I’m leaving for San Diego this week, and starting the trail on Friday. I have been so focused on planning these last several months that it took me until this weekend to fully comprehend that I will be spending my entire summer outside. Pretty exciting. Congruently, the moment that I will be leaving my husband, dog and cats for five months comes closer each day, bringing sadness and anxiety. I am already Manic Depressive. Adding situations that legitimately create stress and moodiness does not a good Amy make! Overall, I have handled this whole process of planning (and the emotions that accompany it) very well, but I notice that I am definitely cycling between aloofness and teary proclamations more than usual.
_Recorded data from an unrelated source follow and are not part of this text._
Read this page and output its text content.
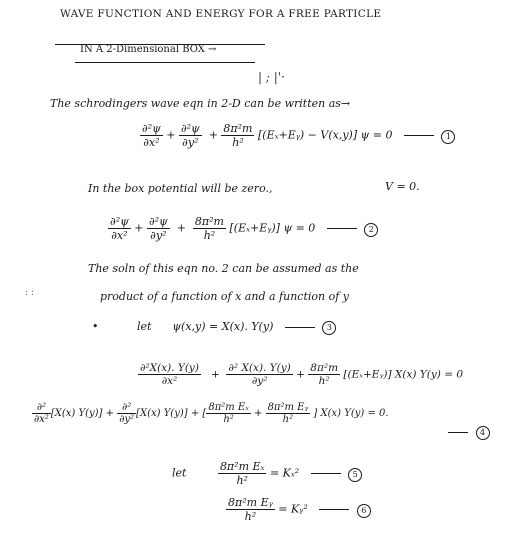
WAVE FUNCTION AND ENERGY FOR A FREE PARTICLE
IN A 2-Dimensional BOX →
| ; |'·
The schrodingers wave eqn in 2-D can be written as→
$\frac{\text{∂²ψ}}{\text{∂x²}} + \frac{\text{∂²ψ}}{\text{∂y²}} + \frac{\text{8π²m}}{\text{h²}}$ [(Eₓ+Eᵧ) − V(x,y)] ψ = 0	1
In the box potential will be zero.,	V = 0.
$\frac{\text{∂²ψ}}{\text{∂x²}} + \frac{\text{∂²ψ}}{\text{∂y²}} + \frac{\text{8π²m}}{\text{h²}}$ [(Eₓ+Eᵧ)] ψ = 0	2
: :
The soln of this eqn no. 2 can be assumed as the
product of a function of x and a function of y
•	let ψ(x,y) = X(x). Y(y)	3
$\frac{\text{∂²X(x). Y(y)}}{\text{∂x²}} + \frac{\text{∂² X(x). Y(y)}}{\text{∂y²}} + \frac{\text{8π²m}}{\text{h²}}$ [(Eₓ+Eᵧ)] X(x) Y(y) = 0
$\frac{\text{∂²}}{\text{∂x²}} [X(x) Y(y)] + \frac{\text{∂²}}{\text{∂y²}} [X(x) Y(y)]$ + [ $\frac{\text{8π²m Eₓ}}{\text{h²}} + \frac{\text{8π²m Eᵧ}}{\text{h²}}$ ] X(x) Y(y) = 0.
4
let	$\frac{\text{8π²m Eₓ}}{\text{h²}} = K_x^2$	5
$\frac{\text{8π²m Eᵧ}}{\text{h²}}$ = Kᵧ²	6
Aaron and Nisa are meeting me at Lake Morena and again at Mt. Laguna to help me transition to solo hiking. They will be camping at Lake Morena, day hiking and, from what is sounds like, eating lots of milkshakes. Aaron seems to have coined a new term, “Sympathy Hiker Hunger”, and has already mapped out everything HE wants to eat when he comes out to resupply me at different points along the trail. He is so food motivated. One of the ways I eased him into the idea of hiking the JMT with me in 2011 was by repeatedly describing how delicious, how euphoric, how TRANSCENDENT it would be to hike 225 miles and then eat the Mooseburger at Whitney Portal. It became a kind of mantra as we trained. Soon everything we did was a part of one long trail that led to the Mooseburger. “Just getting to that burger,” we would say. Six months out. Walking a trail in Morgan Hill. At the grocery store. On the couch. All of it just one long trail. Hence, Aaron earned the trail name, “Mooseburger”.
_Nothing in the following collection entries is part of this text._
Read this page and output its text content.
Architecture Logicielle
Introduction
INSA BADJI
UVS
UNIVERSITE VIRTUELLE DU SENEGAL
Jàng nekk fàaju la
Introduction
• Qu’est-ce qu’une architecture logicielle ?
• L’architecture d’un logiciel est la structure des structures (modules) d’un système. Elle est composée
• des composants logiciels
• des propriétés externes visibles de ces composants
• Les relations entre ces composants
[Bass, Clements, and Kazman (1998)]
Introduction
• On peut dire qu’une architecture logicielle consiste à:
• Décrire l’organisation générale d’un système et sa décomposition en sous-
So, Aaron is “Mooseburger” and our dog, Nisa, is “Deerchaser”, but I don’t really have a trail name. I mean, there are names that Aaron has called me on the trail; “Snarkles”, “Not Happy” and “Tripsalot” to name a few, but I don’t feel like I have really been named yet. I spent last month trying to convince Aaron that my trail name should be, “Hell Yeah”. I campaigned hard for it, to no avail. I tried to respond to everything he said with a “Hell yeah!” thinking maybe he would ‘organically’ catch on and bequeath it to me. But, nope. Honestly, I think the twin names of “Hell Yeah” and “Fuck No” really distills me down to my essence. If I had a comic, I would call it, “The Adventures of Hell Yeah and Fuck No”, with the central characters being me and me. Ah, well. I won’t force it. I won’t like, throw it out there in public, name a blog post after it and see if it sticks. Not me, Fuck no!
Next stop, San Diego. See y’all out there!